Abdullah Vanath diduga menggunakan kekuasaannya untuk menguasai jasa pengelolaan parkir guna memenuhi hasrat orang-orang dekatnya.
Abdullah ditengarai secara sepihak menghentikan kerjasama pengelolaan parkir antara Dinas Perindustrian dan Perdagangan (Disperindag) Maluku dengan CV. Rumbia Perkasa, tanpa melalui evaluasi menyeluruh sebagaimana diatur dalam perjanjian.
Sebagai gantinya, ditunjuk sebuah perusahaan yang baru saja didirikan dan tidak memiliki pengalaman dalam mengelola parkir.
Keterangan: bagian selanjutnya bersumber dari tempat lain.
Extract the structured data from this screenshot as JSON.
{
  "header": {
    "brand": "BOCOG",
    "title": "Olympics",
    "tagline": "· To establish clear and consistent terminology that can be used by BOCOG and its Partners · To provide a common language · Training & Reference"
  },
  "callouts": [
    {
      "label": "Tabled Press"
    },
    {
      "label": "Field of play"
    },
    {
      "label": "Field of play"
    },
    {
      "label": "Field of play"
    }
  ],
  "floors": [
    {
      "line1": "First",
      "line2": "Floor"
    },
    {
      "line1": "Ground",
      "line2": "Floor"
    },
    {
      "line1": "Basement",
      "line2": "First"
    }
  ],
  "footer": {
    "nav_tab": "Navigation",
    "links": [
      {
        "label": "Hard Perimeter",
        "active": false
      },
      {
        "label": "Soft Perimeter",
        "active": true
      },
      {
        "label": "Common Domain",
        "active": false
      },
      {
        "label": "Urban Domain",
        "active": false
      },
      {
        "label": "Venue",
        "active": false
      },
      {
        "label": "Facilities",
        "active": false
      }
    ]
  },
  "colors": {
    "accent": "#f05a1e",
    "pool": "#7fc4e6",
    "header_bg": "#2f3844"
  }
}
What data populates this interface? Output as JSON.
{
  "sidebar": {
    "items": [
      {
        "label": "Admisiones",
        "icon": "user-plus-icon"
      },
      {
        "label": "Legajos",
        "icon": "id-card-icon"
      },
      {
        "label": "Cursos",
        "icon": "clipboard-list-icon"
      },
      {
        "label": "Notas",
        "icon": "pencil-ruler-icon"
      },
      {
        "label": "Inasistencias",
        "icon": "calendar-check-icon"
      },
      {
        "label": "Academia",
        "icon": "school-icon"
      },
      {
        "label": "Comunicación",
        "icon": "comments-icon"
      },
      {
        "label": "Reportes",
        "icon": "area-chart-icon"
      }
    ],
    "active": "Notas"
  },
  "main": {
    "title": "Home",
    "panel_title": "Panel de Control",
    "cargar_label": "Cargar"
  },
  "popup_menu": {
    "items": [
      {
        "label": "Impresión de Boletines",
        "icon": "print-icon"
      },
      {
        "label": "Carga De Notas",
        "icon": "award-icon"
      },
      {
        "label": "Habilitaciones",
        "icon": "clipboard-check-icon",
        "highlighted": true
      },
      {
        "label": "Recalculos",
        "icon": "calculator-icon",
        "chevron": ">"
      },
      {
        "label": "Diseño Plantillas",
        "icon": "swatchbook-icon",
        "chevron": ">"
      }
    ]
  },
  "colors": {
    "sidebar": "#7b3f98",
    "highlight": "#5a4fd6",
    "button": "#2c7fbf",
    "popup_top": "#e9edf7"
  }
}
Perusahaan ini dikelola oleh dua orang yakni SA yang merupakan orang dekat Abdullah Vanath.
Informasi yang dikantongi media ini menyebutkan, SA merupakan mantan politisi Partai Demokrat yang juga mantan narapidana korupsi.
Sedangkan HM adalah salah satu pimpinan lembaga survey yang bekerja untuk pemenangan Hendrik Lewerissa- Abdullah Vanath pada Pilkada 2024 lalu.
Sementara itu, pihak CV. Rumbia Perkasa menyatakan belum menerima surat resmi penghentian kerja sama. Umar, perwakilan perusahaan, menyayangkan tindakan sepihak yang dinilai merugikan perusahaannya.